# Removing rear hatch trim??



## dimpelman (May 12, 2016)

Hi there!

I am gonna change some parts this weekend on my TT but i cant find a good explanation how to remove/install the rear hatch trim? Anybody done this before? I found this already but still dont have a clue haha

Part number: 8N8 867 979

http://bilder3.eazyauction.de/TFW/artik ... /19932.jpg


----------



## outdoor stevie (Nov 24, 2013)

You will need a torch and some trim removers to slide under the trim and try and see the clips using the torch but be gentle as they snap without any notice, start at the boot latch bit and feel how much you can move the bits as you pry them off with the trim remover or lever there are a lot of them spaced across the first cover which is then slides into the other bits that go round the window, try and remember what goes where to make the refitting that wee bit easier.

Stevie


----------



## Spliffy (May 3, 2013)

May be useful, shows the location of the clips.

Nick


----------



## gogs (Dec 22, 2010)

Great pic that, I've had that trim off a few times, Always riskier removing plastic trim in colder weather when the plastic can be more brittle ☹

Sent from my iPhone using Tapatalk


----------



## Spliffy (May 3, 2013)

gogs said:


> Great pic that, I've had that trim off a few times, Always riskier removing plastic trim in colder weather when the plastic can be more brittle ☹
> 
> Sent from my iPhone using Tapatalk


This, if it were me I would wait for warmer weather, the clip housings break very easily.

Nick


----------



## infidel.uk (Feb 21, 2015)

ive removed mine more times than i care to admit, its quite easy , and the clips will break hot or cold, temp makes very little difference.


----------



## dimpelman (May 12, 2016)

Awesome guys! Thnx a lot  gonna try this week :mrgreen:


----------



## galwaytt (May 15, 2003)

good pics. I got most of mine off, but the bit at the top of the rear screen is being awkward : what is the trick up there I can't make out the orientation of the clips in the pic.

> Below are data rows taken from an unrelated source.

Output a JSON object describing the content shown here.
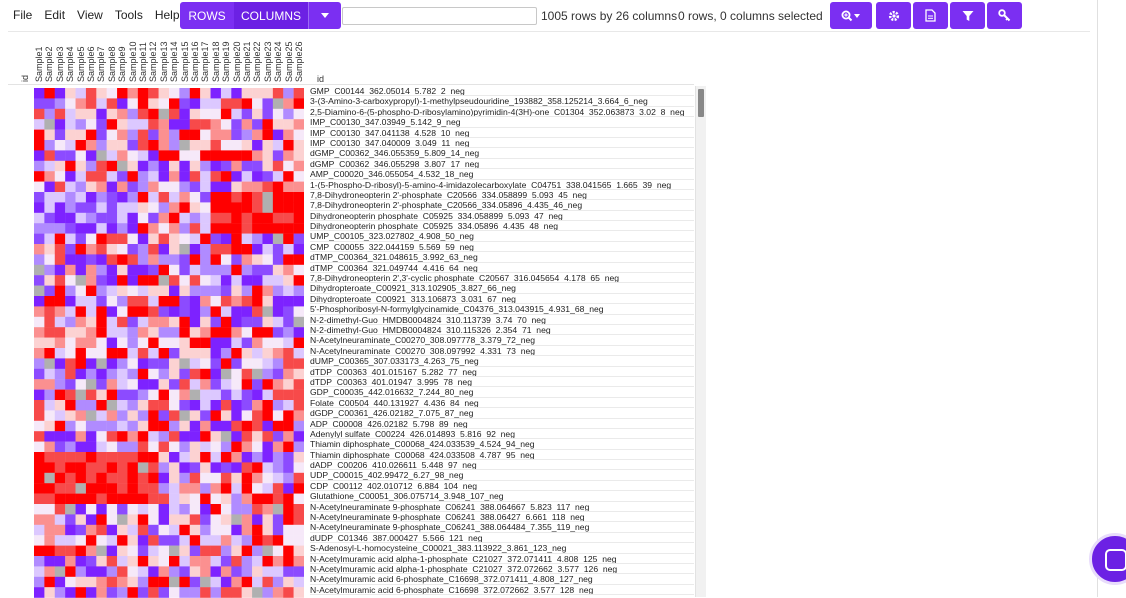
{
  "menu": [
    "File",
    "Edit",
    "View",
    "Tools",
    "Help"
  ],
  "toggle": {
    "rows_label": "ROWS",
    "columns_label": "COLUMNS"
  },
  "search": {
    "value": "",
    "placeholder": ""
  },
  "status": {
    "dimensions": "1005 rows by 26 columns",
    "selection": "0 rows, 0 columns selected"
  },
  "toolbar_icons": [
    "zoom-icon",
    "gear-icon",
    "file-icon",
    "filter-icon",
    "key-icon"
  ],
  "accent": "#7b2ff2",
  "heatmap_colors": [
    "#ff0000",
    "#f74a4a",
    "#fb9090",
    "#fcd2d2",
    "#f6e9f9",
    "#dcc8ff",
    "#b08bff",
    "#8c4bff",
    "#7d22ff",
    "#b0b0b0"
  ],
  "row_id_header": "id",
  "column_headers": [
    "id",
    "Sample1",
    "Sample2",
    "Sample3",
    "Sample4",
    "Sample5",
    "Sample6",
    "Sample7",
    "Sample8",
    "Sample9",
    "Sample10",
    "Sample11",
    "Sample12",
    "Sample13",
    "Sample14",
    "Sample15",
    "Sample16",
    "Sample17",
    "Sample18",
    "Sample19",
    "Sample20",
    "Sample21",
    "Sample22",
    "Sample23",
    "Sample24",
    "Sample25",
    "Sample26"
  ],
  "rows": [
    "GMP_C00144_362.05014_5.782_2_neg",
    "3-(3-Amino-3-carboxypropyl)-1-methylpseudouridine_193882_358.125214_3.664_6_neg",
    "2,5-Diamino-6-(5-phospho-D-ribosylamino)pyrimidin-4(3H)-one_C01304_352.063873_3.02_8_neg",
    "IMP_C00130_347.03949_5.142_9_neg",
    "IMP_C00130_347.041138_4.528_10_neg",
    "IMP_C00130_347.040009_3.049_11_neg",
    "dGMP_C00362_346.055359_5.809_14_neg",
    "dGMP_C00362_346.055298_3.807_17_neg",
    "AMP_C00020_346.055054_4.532_18_neg",
    "1-(5-Phospho-D-ribosyl)-5-amino-4-imidazolecarboxylate_C04751_338.041565_1.665_39_neg",
    "7,8-Dihydroneopterin 2'-phosphate_C20566_334.058899_5.093_45_neg",
    "7,8-Dihydroneopterin 2'-phosphate_C20566_334.05896_4.435_46_neg",
    "Dihydroneopterin phosphate_C05925_334.058899_5.093_47_neg",
    "Dihydroneopterin phosphate_C05925_334.05896_4.435_48_neg",
    "UMP_C00105_323.027802_4.908_50_neg",
    "CMP_C00055_322.044159_5.569_59_neg",
    "dTMP_C00364_321.048615_3.992_63_neg",
    "dTMP_C00364_321.049744_4.416_64_neg",
    "7,8-Dihydroneopterin 2',3'-cyclic phosphate_C20567_316.045654_4.178_65_neg",
    "Dihydropteroate_C00921_313.102905_3.827_66_neg",
    "Dihydropteroate_C00921_313.106873_3.031_67_neg",
    "5'-Phosphoribosyl-N-formylglycinamide_C04376_313.043915_4.931_68_neg",
    "N-2-dimethyl-Guo_HMDB0004824_310.113739_3.74_70_neg",
    "N-2-dimethyl-Guo_HMDB0004824_310.115326_2.354_71_neg",
    "N-Acetylneuraminate_C00270_308.097778_3.379_72_neg",
    "N-Acetylneuraminate_C00270_308.097992_4.331_73_neg",
    "dUMP_C00365_307.033173_4.263_75_neg",
    "dTDP_C00363_401.015167_5.282_77_neg",
    "dTDP_C00363_401.01947_3.995_78_neg",
    "GDP_C00035_442.016632_7.244_80_neg",
    "Folate_C00504_440.131927_4.436_84_neg",
    "dGDP_C00361_426.02182_7.075_87_neg",
    "ADP_C00008_426.02182_5.798_89_neg",
    "Adenylyl sulfate_C00224_426.014893_5.816_92_neg",
    "Thiamin diphosphate_C00068_424.033539_4.524_94_neg",
    "Thiamin diphosphate_C00068_424.033508_4.787_95_neg",
    "dADP_C00206_410.026611_5.448_97_neg",
    "UDP_C00015_402.99472_6.27_98_neg",
    "CDP_C00112_402.010712_6.884_104_neg",
    "Glutathione_C00051_306.075714_3.948_107_neg",
    "N-Acetylneuraminate 9-phosphate_C06241_388.064667_5.823_117_neg",
    "N-Acetylneuraminate 9-phosphate_C06241_388.06427_6.661_118_neg",
    "N-Acetylneuraminate 9-phosphate_C06241_388.064484_7.355_119_neg",
    "dUDP_C01346_387.000427_5.566_121_neg",
    "S-Adenosyl-L-homocysteine_C00021_383.113922_3.861_123_neg",
    "N-Acetylmuramic acid alpha-1-phosphate_C21027_372.071411_4.808_125_neg",
    "N-Acetylmuramic acid alpha-1-phosphate_C21027_372.072662_3.577_126_neg",
    "N-Acetylmuramic acid 6-phosphate_C16698_372.071411_4.808_127_neg",
    "N-Acetylmuramic acid 6-phosphate_C16698_372.072662_3.577_128_neg"
  ]
}
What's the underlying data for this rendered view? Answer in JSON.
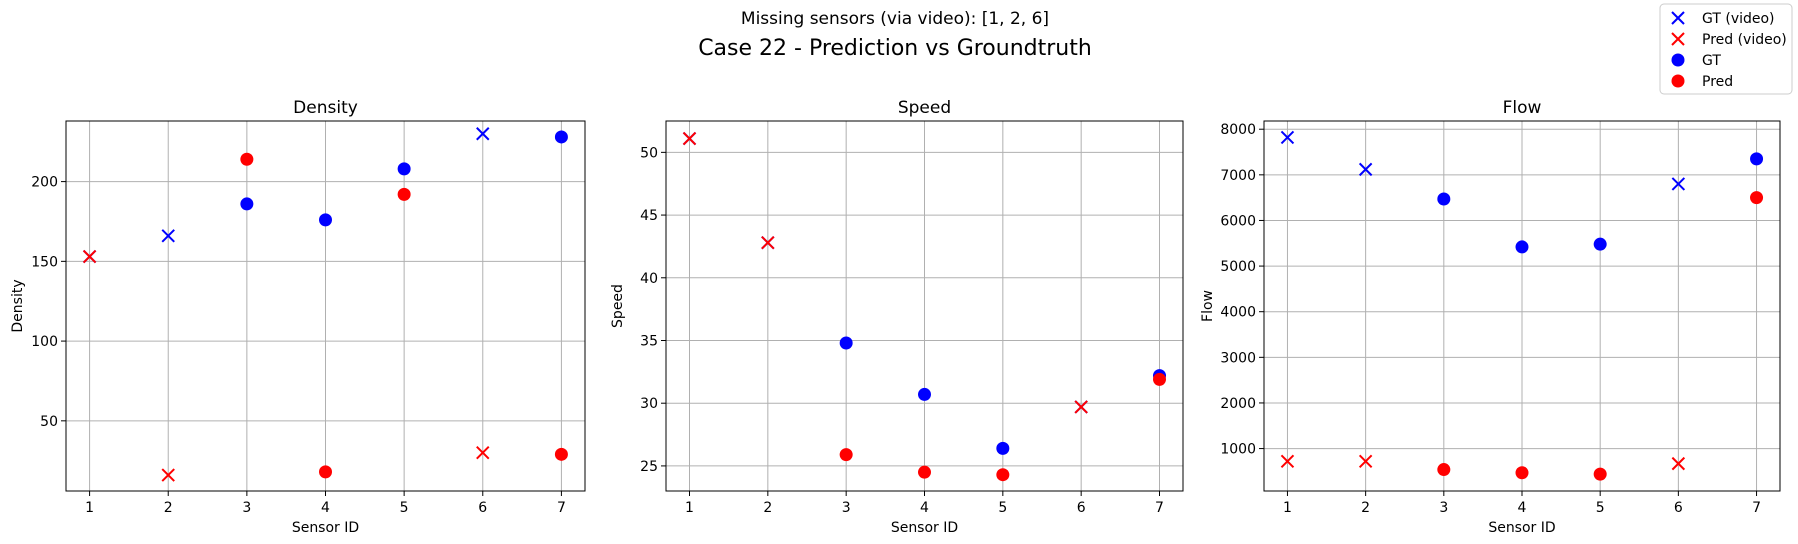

And the reason for this is. ...water is getting into the hatch frame itself. For the life if me I can't see where: anyone experienced this ?

I took out the number plate light's to drain it !!


----------



## Spliffy (May 3, 2013)

The most usual place for water to get in to the hatch is via the mounting holes for the spoiler, there is a mastic seal that can fail and then allows water in.

Nick


----------



## galwaytt (May 15, 2003)

cheers Nick - will check that out.

drying out the suede trim now !!

the top plastic bit I'm afraid of breaking!


----------



## GARAGE HERMIT (Mar 7, 2015)

this might help a bit,


----------



## JoeKan (Mar 10, 2019)

While you are at it, get a bottle of Gummi Phedge and go over the hatch seal. It will rejuvinate the weather seal.


----------



## galwaytt (May 15, 2003)

GARAGE HERMIT said:


> this might help a bit,


great, that was very useful - I've a better idea now of what I'm dealing with.


----------



## galwaytt (May 15, 2003)

JoeKan said:


> While you are at it, get a bottle of Gummi Phedge and go over the hatch seal. It will rejuvinate the weather seal.


Will do - thanks again.


----------



## Yashin (Sep 10, 2016)

Can you access the wiring for the number plate lights with the trim off?


----------



## GARAGE HERMIT (Mar 7, 2015)

i removed the trim when i took off my spoiler, only broke two clip's, but you really have to use quite a bit of force to get the trim off, good luck,


----------



## galwaytt (May 15, 2003)

Yashin said:


> Can you access the wiring for the number plate lights with the trim off?


You can. If it's just the connectors to the lights themselves, you get at them just by popping the lights out of the hatch, no need to remove the trim at all.


----------